The criteria specified by Australian Standards for building construction are: Dead & Live Loads (AS 1170.1 – 1989), Wind Loads (AS 1170.2 – 1989), Snow Loads (AS 1170.3 – 1990), Earth Quake Loads (as 1170.4 – 1993), Selection and Installation of Glass in Buildings (AS 1288 – 1994), Testing Methods of Soil for Engineering Purposes (AS 1289 – SET), Kitchen ( AS 1351.1 – 1974), Interior Lighting (AS 1680), National Timber Framing (AS - 1684), Safety for Swimming Pools ( AS – 1926), Fencing for Swimming Pools (AS 1926.1 – 1993), Windows in Buildings (AS 2047 – 1999), Roof Tiles ( AS 2049 – 1992), Roof Tiles Installation ( AS 2050-1995), Demolition of Structures (AS 261 – 1991), Painting of Buildings (AS 2311-1992), Gypsum Board (AS 2588 – 1998), Gypsum Linings (AS 2589), Doors – Timber (AS 2688 – 1984), Security Screen (AS 2803), Hinges (AS 2803.1 – 1995), Sliding (AS 2803.2 – 1996), Slabs and Footings for Construction – Residential (AS 2870 – 1996), Flashings and Damp-Proof Courses (AS 2904 – 1995), Wiring Rolls (AS 3000 – 2000), National Plumping and Drainage (AS 3500), Concrete Structures (AS 3600-1994), Concrete Construction (AS 3600 – 2001), Domestic Metal Framing (AS 3623 – 1993), Termite Proofing – Detection and Prevention (AS 3660 – 1993), Masonry Structures (AS 3700 – 2001), Guide to Residential Pavements (AS 3727 – 1993), Water Proofing in Residential Buildings (AS 3740 – 1994), Smoke Alarms (AS 3786 – 1993), Guidelines for Earth Works for Residential and Commercial Developments (AS 3798 – 1996), Pre-cast and Tilt-up Concrete Elements (AS 3850), Performance Standards in Buildings (AS 3854), Ceramic Tiles (AS 3958), Building Construction in Bushfire prone Areas (AS 3959 – 1999), Wind Loads for Housing (AS 4055 – 1992), Steel Structures (AS 4100 – 1998), Sky Lights (AS 4285 – 1995), Building Inspection (AS 4349), Residential Property Inspections (AS 4349.1 – 1995), Timber Inspection for Pests (AS 4349.3), Kitchen Assemblies – Domestic (AS 4386), Kitchen Units (AS 4386.1 – 1996), Installation (AS 4382.2 – 1996), Domestic Solar Water Heating System (AS 4455), and Domestic Garage Doors (AS 4505 – 1998) (CIV/DIPBC 2010).
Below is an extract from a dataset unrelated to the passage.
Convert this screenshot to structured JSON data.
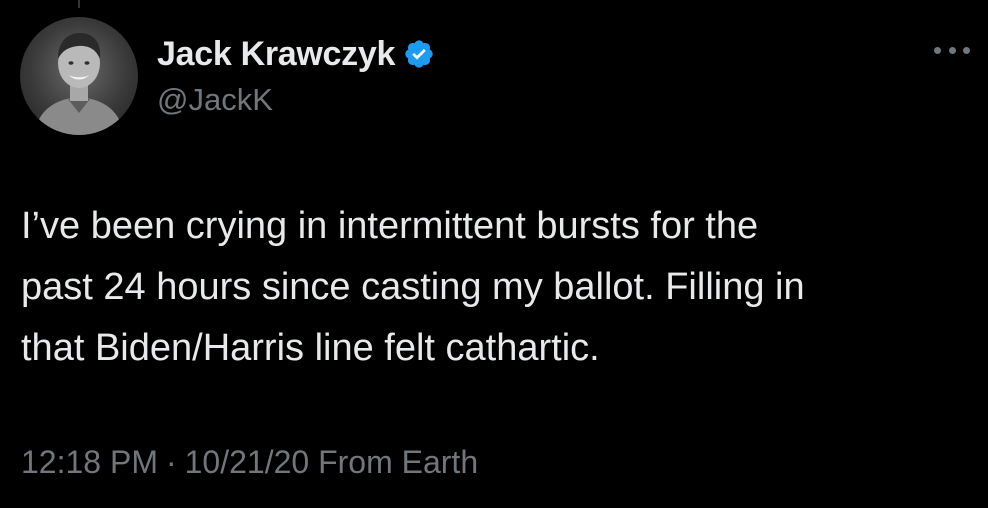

The Australian Building Codes Board (ABCB) is the authorized body to prepare the Building Codes of Australia (BCA). The ABCB maintains BCA on behalf of the Commonwealth, the State, and the Territory governments. These uniform set of technical provisions, adopted all over Australia, regulate and design construction of buildings. The BCA aims at strictly maintaining the criteria stipulated by the Australian Standards (AS). The BCA has two volumes. The Volume 1 deals in Class 2 to Class 9 Buildings. The sections include, (1) General Provisions, (2) Structure, (3) Fire Resistance, (4) Access and Egress, (5) Service and Equipment, (6) Health and Amenity, (7) Ancillary provisions, (8) Special Use Buildings, (9) Maintenance, and (10)Energy Efficiency. Each of these sections is further classified into subsections and clauses.
Volume 2 deals in Class 1 to Class 10 Buildings, i.e. housing provisions. This volume consists of (1) General Requirements, (2) Performance Provisions, and (3) Acceptable Construction. Like in volume 1, each of these sections is further classified into subsections and explanatory information. Also, each section specifically marks State and Territory variations (CIV/DIPBC 2010).